Bruce Carneal bcarneal at gmail.com
Thu Oct 1 04:16:52 UTC 2020


On Thursday, 1 October 2020 at 01:49:02 UTC, Andrei Alexandrescu 
wrote:
> On 9/30/20 7:36 PM, H. S. Teoh wrote:
>> I think there's a lot of value to be had in making typeid(T) 
>> as the
>> reification of T.  At compile-time, we treat it specially by 
>> augmenting
>> it with the ability to do things that can only be done at 
>> compile-time,
>> such as recover T given typeid(T) (pass it into a template 
>> parameter,
>> construct new types out of it, etc.). At runtime, it reverts 
>> to the
>> current behaviour of typeid(T).
>> 
>> Only trouble is, according to Andrei, typeid has been written 
>> over so
>> many times that even Walter doesn't understand how it works 
>> anymore.
>> Meaning there are probably weird corner cases and quirky 
>> behaviours that
>> we may not want to duplicate at compile-time. So I dunno, this 
>> seems
>> like a roadblock to further progress.
>
> Yah, that would be my favorite by far. It's a one-liner change 
> in the definition of the language. "Since version x.xx, the 
> result of typeid() is usable during compilation." It's also the 
> best /kind/ of change to the language, i.e. lifts a gratuitous 
> restriction that prevents composition of distinct features 
> (here, ctfe and typeid).
>
> A promising path according to Walter is to develop a parallel 
> enhanced feature - newtypeid! :o) - and then deprecate typeid.

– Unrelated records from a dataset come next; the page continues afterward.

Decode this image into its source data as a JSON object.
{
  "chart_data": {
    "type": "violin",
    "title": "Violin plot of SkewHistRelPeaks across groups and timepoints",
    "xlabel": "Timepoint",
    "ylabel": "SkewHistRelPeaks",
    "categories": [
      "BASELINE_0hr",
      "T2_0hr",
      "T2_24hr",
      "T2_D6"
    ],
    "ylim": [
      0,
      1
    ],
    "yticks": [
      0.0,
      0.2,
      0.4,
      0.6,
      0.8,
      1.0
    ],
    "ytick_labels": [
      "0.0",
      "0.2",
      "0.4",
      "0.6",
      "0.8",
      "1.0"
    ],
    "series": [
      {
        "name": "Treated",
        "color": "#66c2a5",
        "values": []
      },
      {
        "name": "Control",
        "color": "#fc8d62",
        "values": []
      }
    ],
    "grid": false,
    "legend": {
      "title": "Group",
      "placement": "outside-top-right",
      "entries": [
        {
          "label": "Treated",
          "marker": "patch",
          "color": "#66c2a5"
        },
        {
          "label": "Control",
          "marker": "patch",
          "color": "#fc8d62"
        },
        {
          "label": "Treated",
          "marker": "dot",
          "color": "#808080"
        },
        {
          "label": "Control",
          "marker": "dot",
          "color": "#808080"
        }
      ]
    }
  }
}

Glad to see that you're open to changing the language in order to 
achieve better power/complexity ratio.  Right there with you on 
that sentiment!

Two questions:

1) How many additional additions do you estimate you'll need for 
this? and

2) How do the type function addition(s) compare?  Are they also 
of the "best kind of change" variety?